Jailhouse Lawyers Speak are imprisoned human rights activists. Their press release announced a national prison strike from August 21 to September 9 – the anniversary of upstate New York Attica prison violence in September 1971.
New York state police, prison guards, and other law enforcement units attacked prisoners on orders from state officials, resulting in dozens of deaths, including inmates and others involved.
Continuing for days, the uprising contested inhumane prison conditions and mistreatment – America’s gulag today worse than nearly half a century ago.
Jailhouse Lawyers Speak and the Incarcerated Workers Organizing Committee called for improved conditions, an end to prison dehumanization, slavery, racial over-charging, over-sentencing, and “death by incarceration” life imprisonment without parole, as well as:
the right to have their grievances heard, along with rescinding the Truth in Sentencing, Sentencing Reform, and Prison Litigation Reform Acts.

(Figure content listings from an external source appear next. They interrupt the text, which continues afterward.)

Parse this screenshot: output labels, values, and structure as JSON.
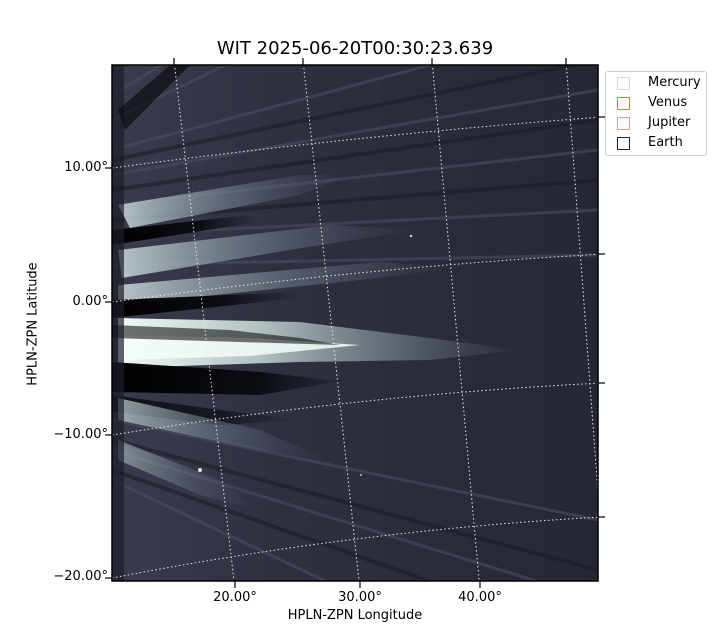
{
  "title": "WIT 2025-06-20T00:30:23.639",
  "xlabel": "HPLN-ZPN Longitude",
  "ylabel": "HPLN-ZPN Latitude",
  "x_ticks": [
    "20.00°",
    "30.00°",
    "40.00°"
  ],
  "y_ticks": [
    "10.00°",
    "0.00°",
    "−10.00°",
    "−20.00°"
  ],
  "legend": [
    {
      "label": "Mercury",
      "color": "#d8d8d8"
    },
    {
      "label": "Venus",
      "color": "#e07b39"
    },
    {
      "label": "Jupiter",
      "color": "#e8b020"
    },
    {
      "label": "Earth",
      "color": "#1a1a7a"
    }
  ],
  "colors": {
    "background": "#2a2b3a",
    "streamer_bright": "#e6f2ef",
    "grid": "#e8e8e8"
  }
}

The former restricts or prohibits parole for repeat offenders, enforcing mandatory sentencing. The latter abolished federal parole in many cases.
The Prison Litigation Reform Act restricts justifiable prisoner lawsuits, denying their constitutional right to contest prohibited cruel and unusual mistreatment.

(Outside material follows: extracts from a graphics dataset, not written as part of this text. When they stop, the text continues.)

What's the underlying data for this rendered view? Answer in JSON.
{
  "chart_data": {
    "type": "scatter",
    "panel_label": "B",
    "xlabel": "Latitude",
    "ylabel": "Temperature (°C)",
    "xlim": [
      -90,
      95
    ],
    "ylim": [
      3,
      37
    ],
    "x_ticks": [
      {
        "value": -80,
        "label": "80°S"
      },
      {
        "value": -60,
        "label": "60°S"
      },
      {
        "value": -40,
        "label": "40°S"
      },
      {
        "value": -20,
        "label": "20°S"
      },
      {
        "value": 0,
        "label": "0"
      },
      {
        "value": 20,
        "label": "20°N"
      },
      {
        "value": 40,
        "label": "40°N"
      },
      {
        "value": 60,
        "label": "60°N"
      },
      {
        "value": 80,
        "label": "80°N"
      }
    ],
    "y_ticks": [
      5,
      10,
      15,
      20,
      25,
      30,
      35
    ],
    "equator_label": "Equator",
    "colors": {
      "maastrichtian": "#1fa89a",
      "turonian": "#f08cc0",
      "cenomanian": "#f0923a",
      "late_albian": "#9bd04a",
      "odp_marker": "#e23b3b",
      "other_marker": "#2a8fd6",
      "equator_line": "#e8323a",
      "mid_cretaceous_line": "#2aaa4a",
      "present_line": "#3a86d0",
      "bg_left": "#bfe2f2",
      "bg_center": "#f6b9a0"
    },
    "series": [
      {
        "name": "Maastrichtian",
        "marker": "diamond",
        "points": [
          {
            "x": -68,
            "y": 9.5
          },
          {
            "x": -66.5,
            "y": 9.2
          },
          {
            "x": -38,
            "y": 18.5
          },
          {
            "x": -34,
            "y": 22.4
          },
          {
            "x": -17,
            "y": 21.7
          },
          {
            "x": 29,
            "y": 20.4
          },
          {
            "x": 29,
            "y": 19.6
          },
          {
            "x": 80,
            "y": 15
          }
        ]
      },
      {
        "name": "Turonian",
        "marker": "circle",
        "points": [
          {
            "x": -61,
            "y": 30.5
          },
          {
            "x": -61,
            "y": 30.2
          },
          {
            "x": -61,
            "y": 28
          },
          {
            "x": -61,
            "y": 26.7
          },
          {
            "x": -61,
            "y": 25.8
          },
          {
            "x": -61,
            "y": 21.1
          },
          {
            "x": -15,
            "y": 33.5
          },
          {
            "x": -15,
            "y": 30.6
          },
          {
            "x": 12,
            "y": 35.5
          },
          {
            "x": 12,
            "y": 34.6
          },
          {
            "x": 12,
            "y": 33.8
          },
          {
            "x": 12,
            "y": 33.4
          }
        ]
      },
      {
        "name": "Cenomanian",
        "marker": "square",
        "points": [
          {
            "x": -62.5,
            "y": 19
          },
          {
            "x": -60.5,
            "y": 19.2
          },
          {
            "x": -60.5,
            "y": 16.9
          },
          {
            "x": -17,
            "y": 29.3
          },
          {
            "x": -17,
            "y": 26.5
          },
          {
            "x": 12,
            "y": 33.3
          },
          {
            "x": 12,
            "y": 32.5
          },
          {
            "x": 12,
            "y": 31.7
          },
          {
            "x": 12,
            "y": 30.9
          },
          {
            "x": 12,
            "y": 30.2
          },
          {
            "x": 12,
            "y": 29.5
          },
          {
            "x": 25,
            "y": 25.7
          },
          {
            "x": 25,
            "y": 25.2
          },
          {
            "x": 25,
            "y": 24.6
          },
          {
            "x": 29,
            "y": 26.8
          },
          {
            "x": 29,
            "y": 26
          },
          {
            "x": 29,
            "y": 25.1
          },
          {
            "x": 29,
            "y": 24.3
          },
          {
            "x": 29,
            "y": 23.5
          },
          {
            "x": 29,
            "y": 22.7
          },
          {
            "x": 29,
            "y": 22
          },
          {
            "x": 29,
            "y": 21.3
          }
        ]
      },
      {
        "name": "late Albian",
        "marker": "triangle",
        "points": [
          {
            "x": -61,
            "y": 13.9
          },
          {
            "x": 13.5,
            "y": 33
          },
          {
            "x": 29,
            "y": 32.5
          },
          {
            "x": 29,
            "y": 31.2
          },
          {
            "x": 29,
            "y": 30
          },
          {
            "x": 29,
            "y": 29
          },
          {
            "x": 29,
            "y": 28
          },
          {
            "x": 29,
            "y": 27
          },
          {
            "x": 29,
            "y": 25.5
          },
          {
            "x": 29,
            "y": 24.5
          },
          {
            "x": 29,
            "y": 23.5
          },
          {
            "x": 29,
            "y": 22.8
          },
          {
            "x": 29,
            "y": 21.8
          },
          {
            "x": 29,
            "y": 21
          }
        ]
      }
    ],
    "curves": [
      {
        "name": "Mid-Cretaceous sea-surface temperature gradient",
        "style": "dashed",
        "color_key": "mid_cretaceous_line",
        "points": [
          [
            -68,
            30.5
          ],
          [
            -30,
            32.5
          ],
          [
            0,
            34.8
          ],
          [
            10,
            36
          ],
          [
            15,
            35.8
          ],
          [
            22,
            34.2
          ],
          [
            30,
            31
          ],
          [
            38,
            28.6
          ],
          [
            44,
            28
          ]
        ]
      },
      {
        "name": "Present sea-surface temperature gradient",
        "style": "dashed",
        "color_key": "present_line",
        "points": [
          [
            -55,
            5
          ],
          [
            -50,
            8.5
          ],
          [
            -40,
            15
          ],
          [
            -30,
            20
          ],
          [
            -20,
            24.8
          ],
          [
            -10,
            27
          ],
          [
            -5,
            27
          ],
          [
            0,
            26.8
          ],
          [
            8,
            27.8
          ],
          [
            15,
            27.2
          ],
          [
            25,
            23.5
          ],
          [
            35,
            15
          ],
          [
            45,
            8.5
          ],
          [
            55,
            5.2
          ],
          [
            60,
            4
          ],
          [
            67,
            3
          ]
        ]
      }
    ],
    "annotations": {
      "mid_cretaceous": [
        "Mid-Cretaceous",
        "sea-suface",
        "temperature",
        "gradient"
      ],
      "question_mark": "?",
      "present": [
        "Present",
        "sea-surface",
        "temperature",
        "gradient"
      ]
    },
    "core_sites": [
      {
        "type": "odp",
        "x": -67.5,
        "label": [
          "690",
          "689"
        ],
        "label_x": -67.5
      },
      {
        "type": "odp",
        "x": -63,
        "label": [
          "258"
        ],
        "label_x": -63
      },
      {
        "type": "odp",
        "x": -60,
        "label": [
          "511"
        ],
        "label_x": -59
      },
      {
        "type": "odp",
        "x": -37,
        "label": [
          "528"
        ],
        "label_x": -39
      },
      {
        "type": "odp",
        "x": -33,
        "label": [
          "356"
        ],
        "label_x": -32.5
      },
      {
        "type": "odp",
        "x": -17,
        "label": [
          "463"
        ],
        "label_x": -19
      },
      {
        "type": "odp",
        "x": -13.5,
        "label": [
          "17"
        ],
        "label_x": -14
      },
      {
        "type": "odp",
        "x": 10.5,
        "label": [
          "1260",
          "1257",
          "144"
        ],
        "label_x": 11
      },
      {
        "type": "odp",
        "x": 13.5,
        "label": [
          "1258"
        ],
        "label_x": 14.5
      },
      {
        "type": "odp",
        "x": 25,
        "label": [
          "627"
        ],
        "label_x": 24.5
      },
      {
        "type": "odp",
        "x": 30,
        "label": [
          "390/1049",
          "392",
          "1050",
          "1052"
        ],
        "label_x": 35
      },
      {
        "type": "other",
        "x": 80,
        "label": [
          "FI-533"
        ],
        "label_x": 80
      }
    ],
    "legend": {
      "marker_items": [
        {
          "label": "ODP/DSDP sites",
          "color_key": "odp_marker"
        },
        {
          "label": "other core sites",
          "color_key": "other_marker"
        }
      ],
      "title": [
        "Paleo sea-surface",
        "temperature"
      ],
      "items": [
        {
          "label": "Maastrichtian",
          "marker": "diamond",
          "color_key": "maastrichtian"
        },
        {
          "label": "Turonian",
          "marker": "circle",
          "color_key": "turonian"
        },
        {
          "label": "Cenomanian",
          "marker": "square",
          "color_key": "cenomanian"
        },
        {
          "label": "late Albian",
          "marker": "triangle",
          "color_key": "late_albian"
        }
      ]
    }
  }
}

The strike was called by Jailhouse Lawyers Speak and the Incarcerated Workers Organizing Committee in response to violence at South Carolina’s Lee Correctional Institution. On April 15, prisoners were beaten and stabbed to death, seven killed, dozens injured, 22 requiring hospitalization.
Guards and prison authorities did nothing to stop what happened, continuing for hours.

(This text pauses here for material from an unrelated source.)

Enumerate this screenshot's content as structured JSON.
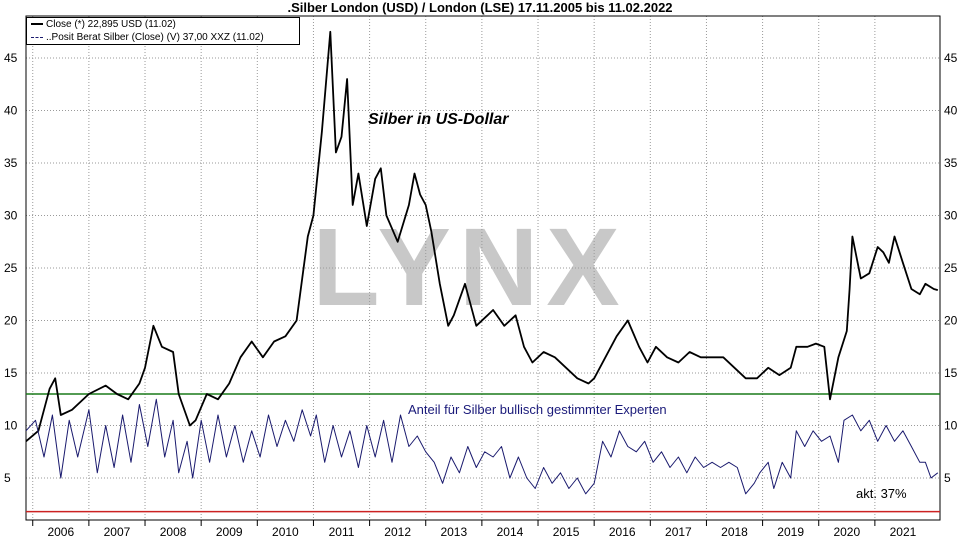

Jailhouse Lawyers Speak initiated a campaign for prisoner safety, survival, and solidarity under harsh conditions where hope is the scarcest commodity.
Since the mid-April South Carolina incident, prisoners at Level 2 and 3 facilities statewide were placed on lockdown, their freedom of movement denied, including proper personal hygiene, exercise, and meals outside their cells.
The Jailhouse Lawyers Speak press release called for “men and women across the nation (to) strike in the following manner:
1. Work Strikes: Prisoners will not report to assigned jobs. Each place of detention will determine how long its strike will last. Some of these strikes may translate into a local list of demands designed to improve conditions and reduce harm within the prison.
2. Sit-ins : In certain prisons, men and women will engage in peaceful sit – in protests.
3. Boycotts: All spending should be halted. We ask those outside the walls not to make financial judgments for those inside. Men and women on the inside will inform you if they are participating in this boycott.
4. Hunger Strikes: Men and women shall refuse to eat.”
Scores of organizations in America and abroad endorsed the strike action, including:
Millions for Prisoners
Incarcerated Workers Organizing Committee
The People’s Consortium
Abolition: Journal of Insurgent Politics
Aging People in Prison Human Rights Campaign
Anti-Police-Terror Project
Democratic Socialists of America
Freie Arbeiterinnen (Germany)
Harvard Law School National Lawyers Guild
National Lawyers Guild
New York City Jericho Movement
War Resisters League – and many others.
America’s gulag prison system is the shame of the nation. Two-thirds of inmates are Blacks and Latinos.
High crimes of war and against humanity go unaddressed and unpunished. So do crimes in the suites most often.
America’s most disadvantaged comprise the vast majority of inmates – brutalized by an uncaring nation, most often for drug-related offenses and other nonviolent ones.
Former Supreme Court Justice Thurgood Marshall once said:
“When the prison gates slam behind an inmate, he does not lose his human quality; his mind does not become closed to ideas; his intellect does not cease to feed on a free and open interchange of opinions; his yearning for self-respect does not end, nor is his quest for self-realization concluded.”
“If anything, the need for identity and self-respect are more compelling in the dehumanizing prison environment.”
Separately, he denounced “intolerable conditions” in US prisons, especially harming inmates of color.
Appalling conditions and mistreatment in America’s gulag flagrantly violate core human rights laws, norms and standards.